In England, the next few months will see the winding up of the much-maligned General Teaching Council (GTC) until its eventual closure in the spring - another victim of the Government's "bonfire of the quangos".
But in Wales, educationalists will spend the same period debating the future of the GTC's Welsh counterpart, the GTCW, as new proposals pave the way for its powers to be considerably strengthened with the registration of up to 30,000 more staff who currently escape its reach.
Last week, education minister Leighton Andrews set out the plans to change the professional registration of the education workforce as part of his crusade to raise standards. Rather than setting alarm bells ringing among the council members in Wales, the proposals have been greeted with sighs of relief.
Mr Andrews' announcement not only rules out the GTCW's "worst-case scenario" of closure, but agrees with a major policy for increased registration, which the council has been pursuing for a number of years.
Last year, it pushed for the registration of up to 30,000 extra staff who come into regular contact with pupils, such as the learning-support assistants working with pupils in early-years settings as part of the play-led foundation phase. It also wants college lecturers who are teaching school pupils as part of vocational 14-19 courses to be forced to sign up.

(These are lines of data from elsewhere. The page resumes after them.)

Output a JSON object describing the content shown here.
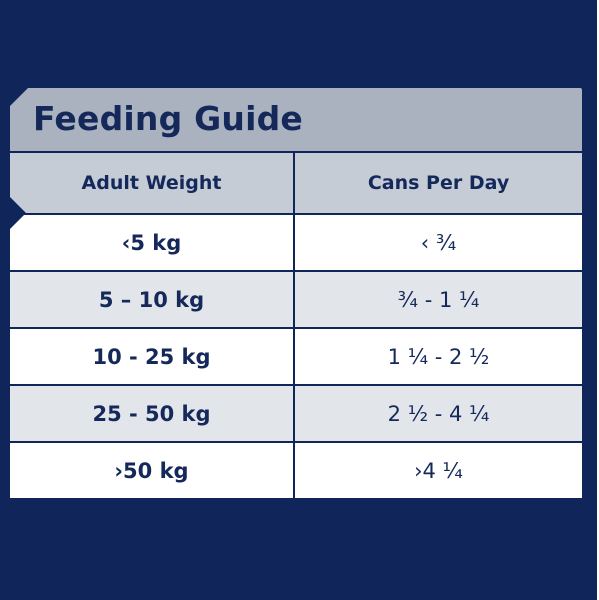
{
  "guide": {
    "title": "Feeding Guide",
    "headers": {
      "weight": "Adult Weight",
      "cans": "Cans Per Day"
    },
    "rows": [
      {
        "weight": "‹5 kg",
        "cans": "‹ ¾"
      },
      {
        "weight": "5 – 10 kg",
        "cans": "¾ - 1 ¼"
      },
      {
        "weight": "10 - 25 kg",
        "cans": "1 ¼ - 2 ½"
      },
      {
        "weight": "25 - 50 kg",
        "cans": "2 ½ - 4 ¼"
      },
      {
        "weight": "›50 kg",
        "cans": "›4 ¼"
      }
    ]
  },
  "colors": {
    "background": "#10265a",
    "title_bar": "#aab2bf",
    "header_row": "#c5ccd6",
    "row_light": "#ffffff",
    "row_grey": "#e2e5ea",
    "text": "#14285a"
  }
}
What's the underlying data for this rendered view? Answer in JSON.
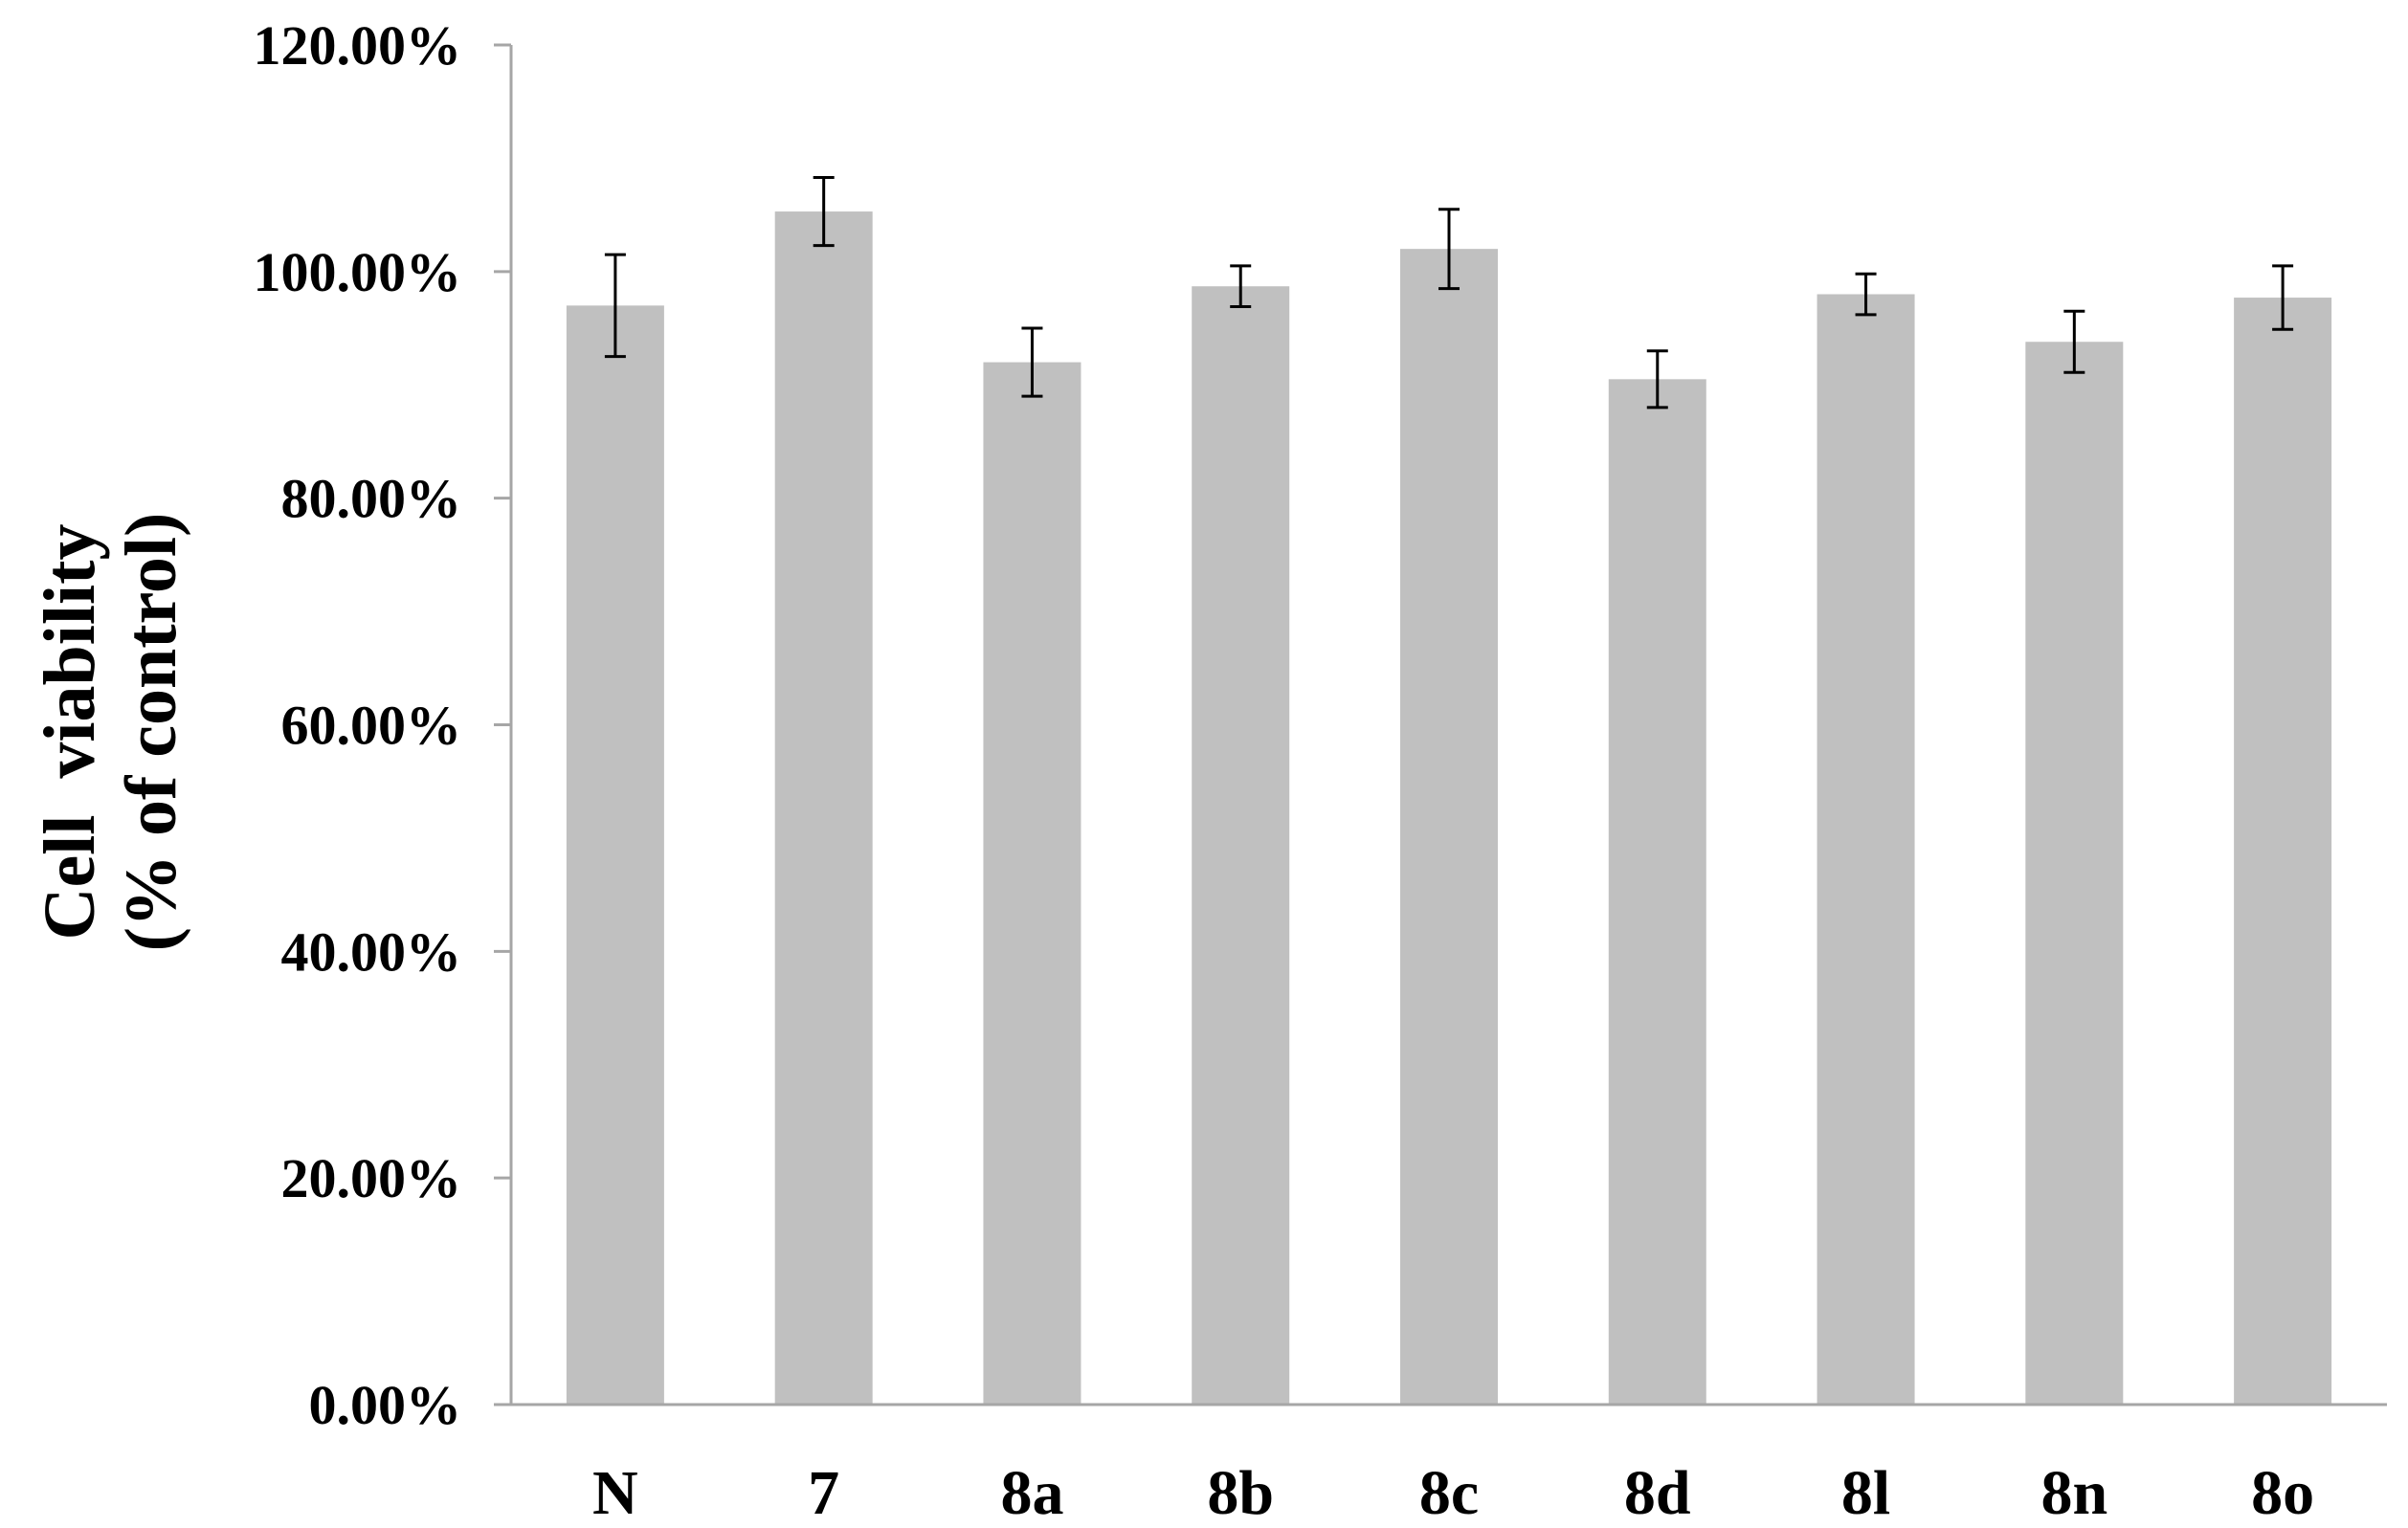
{
  "chart_data": {
    "type": "bar",
    "title": "",
    "xlabel": "",
    "ylabel_lines": [
      "Cell  viability",
      "(% of control)"
    ],
    "categories": [
      "N",
      "7",
      "8a",
      "8b",
      "8c",
      "8d",
      "8l",
      "8n",
      "8o"
    ],
    "values": [
      97.0,
      105.3,
      92.0,
      98.7,
      102.0,
      90.5,
      98.0,
      93.8,
      97.7
    ],
    "errors": [
      4.5,
      3.0,
      3.0,
      1.8,
      3.5,
      2.5,
      1.8,
      2.7,
      2.8
    ],
    "ylim": [
      0,
      120
    ],
    "yticks": [
      "0.00%",
      "20.00%",
      "40.00%",
      "60.00%",
      "80.00%",
      "100.00%",
      "120.00%"
    ],
    "ytick_values": [
      0,
      20,
      40,
      60,
      80,
      100,
      120
    ],
    "grid": false,
    "legend": "none",
    "colors": {
      "bar": "#c0c0c0",
      "axis": "#a6a6a6",
      "error_bar": "#000000",
      "text": "#000000"
    }
  }
}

Mr Andrews sees the logic; the minister is now planning to widen the registration requirement to further education, work-based learning, teaching assistants and possibly youth workers and other support staff. He said the move would help to reassure the public that all education professionals held similar high standards of conduct and competence.
It is quite a result for the GTCW. Ever since Michael Gove announced the abolition of the GTC in one of his first acts as education secretary, the GTCW has been holding its breath, fearful that it too could face the axe. Already unpopular with certain sections of the teaching fraternity in Wales thanks to its controversial registration fee and public disciplinary hearings, it would not have been a surprise for the council to have encountered the same fate.
GTCW chief executive Gary Brace said he was pleased to see the council's position reflected in the announcement. "We look forward to hearing how others involved in education in Wales feel about these matters," he added.
Although it is also proposed to reconstitute the GTCW or establish a new education registration body for Wales to cover the wider education professions, it is most likely that any change will build on the existing body and not start afresh.
"A key feature of many professions is that they register with a professional body that sets and maintains professional standards and so retains public confidence in their members," Mr Andrews said.
The announcement has been widely welcomed, with even those who are less than enamoured with the GTCW recognising the need for a professional body.
Dr Philip Dixon, director of teaching union ATL Cymru, said: "Those who crowed over the abolition of the GTC in England are now deeply concerned, as they realise that this was part and parcel of the English agenda to de-professionalise teachers. Thankfully, the Welsh Government is keen to promote teaching as a profession and not just a job."
While the eventual shape of the new body has yet to be decided, two things are certain: education professionals will want it to be under their control and not the Government's, and they will want any membership fee to be met by their employers.
Teachers in Wales who are planning to return to the classroom after a break of five years or more will have to undertake at least 10 days of refresher training in future. The GTCW is introducing the measure from September 2012 to make sure all returning teachers are up to date with their knowledge and practice and that they can effectively compete for jobs.
"This is intended to ensure that those returning to teaching are fully prepared, not just for the pupils' benefit, but also for their own benefit," said GTCW chief executive Gary Brace.
"Many teachers returning to the classroom after a long absence can lack confidence or feel out of touch with new developments. Some find difficulty getting jobs in an increasingly competitive market because they are not as up to date as other candidates."